As has been indicated, the empirical evidence shows that witness confidence judgments are informative about the likely accuracy of positive identification decisions if they are solicited at the time of the identification. But from the time of the identification through to the end of a trial, witnesses may have a variety of further interactions with the police, other witnesses, and lawyers, culminating often in a courtroom appearance. Although none of these interactions can have any bearing on the accuracy of the decision that was indicated at the identification test, they do have the potential to influence significantly any subsequent expression of confidence in that decision. This may mean, for example, that any confidence judgment expressed in the courtroom may be quite different from the one that was made at the time of the actual identification test. In turn, whereas confidence at the time of the identification decision may be informative about identification accuracy, these subsequent expressions of confidence may not be.
Some of the key variables that have been shown to influence postidentification judgments of confidence include confirming and disconfirming feedback about the accuracy of the identification provided, for example, by a lineup administrator or another witness. This feedback may be in the form of explicit verbal feedback from one of these sources or may involve more subtle verbal or nonverbal cues. Regardless of when and how the feedback is delivered, its impact will be to make a witness appear more credible or believable if it is confirming feedback and thus inflates confidence or less credible if it disconfirms and deflates confidence. In other words, cues that can affect confidence judgments but not the underlying judgmental accuracy can render a witness more or less believable to jurors. Thus, a witness who falsely identifies an innocent police suspect may not be particularly confident at the time of making an identification but may be exceptionally confident at some later stage in a courtroom. It is for these reasons that eyewitness researchers have strongly endorsed the collection of any assessments of confidence at the time of the identification—for it is then that the confidence judgments are maximally informative about accuracy—and have little faith in the probative value of identification confidence judgments that witnesses may express in the courtroom.
- Brewer, N. (2006). Uses and abuses of eyewitness identification confidence. Legal and Criminological Psychology, 11, 3-24.
- Brewer, N., & Wells, G. L. (2006). The confidence-accuracy relationship in eyewitness identification: Effects of lineup instructions, foil similarity and target-absent base rates. Journal of Experimental Psychology: Applied, 12, 11-30.
- Cutler, B. L., & Penrod, S. D. (1989). Forensically relevant moderators of the relation between eyewitness identification accuracy and confidence. Journal of Applied Psychology, 74, 650-652.
- Juslin, P., Olsson, N., & Winman, A. (1996). Calibration and diagnosticity of confidence in eyewitness identification: Comments on what can be inferred from the low confidence-accuracy correlation. Journal of Experimental Psychology: Learning, Memory, and Cognition, 22, 1304-1316.
- Kassin, S. M., Tubb, V. A., Hosch, H. M., & Memon, A. (2001). On the “general acceptance” of eyewitness testimony research: A new survey of the experts. American Psychologist, 56, 405-H6.
- Keast, A., Brewer, N., & Wells, G. L. (in press). Children’s metacognitive judgments in an eyewitness identification task. Journal of Experimental Child Psychology.

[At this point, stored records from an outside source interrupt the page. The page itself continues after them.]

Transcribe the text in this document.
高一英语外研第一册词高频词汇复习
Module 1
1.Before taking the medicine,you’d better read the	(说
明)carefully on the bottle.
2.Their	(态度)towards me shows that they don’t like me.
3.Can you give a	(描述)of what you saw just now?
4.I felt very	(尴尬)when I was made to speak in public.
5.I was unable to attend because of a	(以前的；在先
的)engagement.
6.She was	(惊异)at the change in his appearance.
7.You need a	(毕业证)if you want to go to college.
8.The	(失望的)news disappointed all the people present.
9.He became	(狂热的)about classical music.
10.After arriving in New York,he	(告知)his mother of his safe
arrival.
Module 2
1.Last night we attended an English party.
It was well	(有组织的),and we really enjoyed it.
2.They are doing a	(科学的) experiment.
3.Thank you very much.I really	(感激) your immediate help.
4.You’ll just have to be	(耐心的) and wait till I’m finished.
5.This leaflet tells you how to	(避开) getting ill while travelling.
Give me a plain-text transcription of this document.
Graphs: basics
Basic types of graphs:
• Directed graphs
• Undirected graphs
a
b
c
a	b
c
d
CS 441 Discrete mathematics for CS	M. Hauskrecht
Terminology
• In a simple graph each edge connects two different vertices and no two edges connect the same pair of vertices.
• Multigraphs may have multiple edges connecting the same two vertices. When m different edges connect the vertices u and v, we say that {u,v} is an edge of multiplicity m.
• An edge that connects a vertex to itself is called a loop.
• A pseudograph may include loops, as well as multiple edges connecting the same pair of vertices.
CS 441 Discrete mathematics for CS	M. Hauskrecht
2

- Lindsay, D. S., Read, J. D., & Sharma, K. (1998). Accuracy and confidence in person identification: The relationship is strong when witnessing conditions vary widely. Psychological Science, 9, 215-218.
- Sporer, S. L., Penrod, S. D., Read, J. D., & Cutler, B. L. (1995). Choosing, confidence, and accuracy: A meta-analysis of the confidence-accuracy relation in eyewitness identification studies. Psychological Bulletin, 118, 315-327.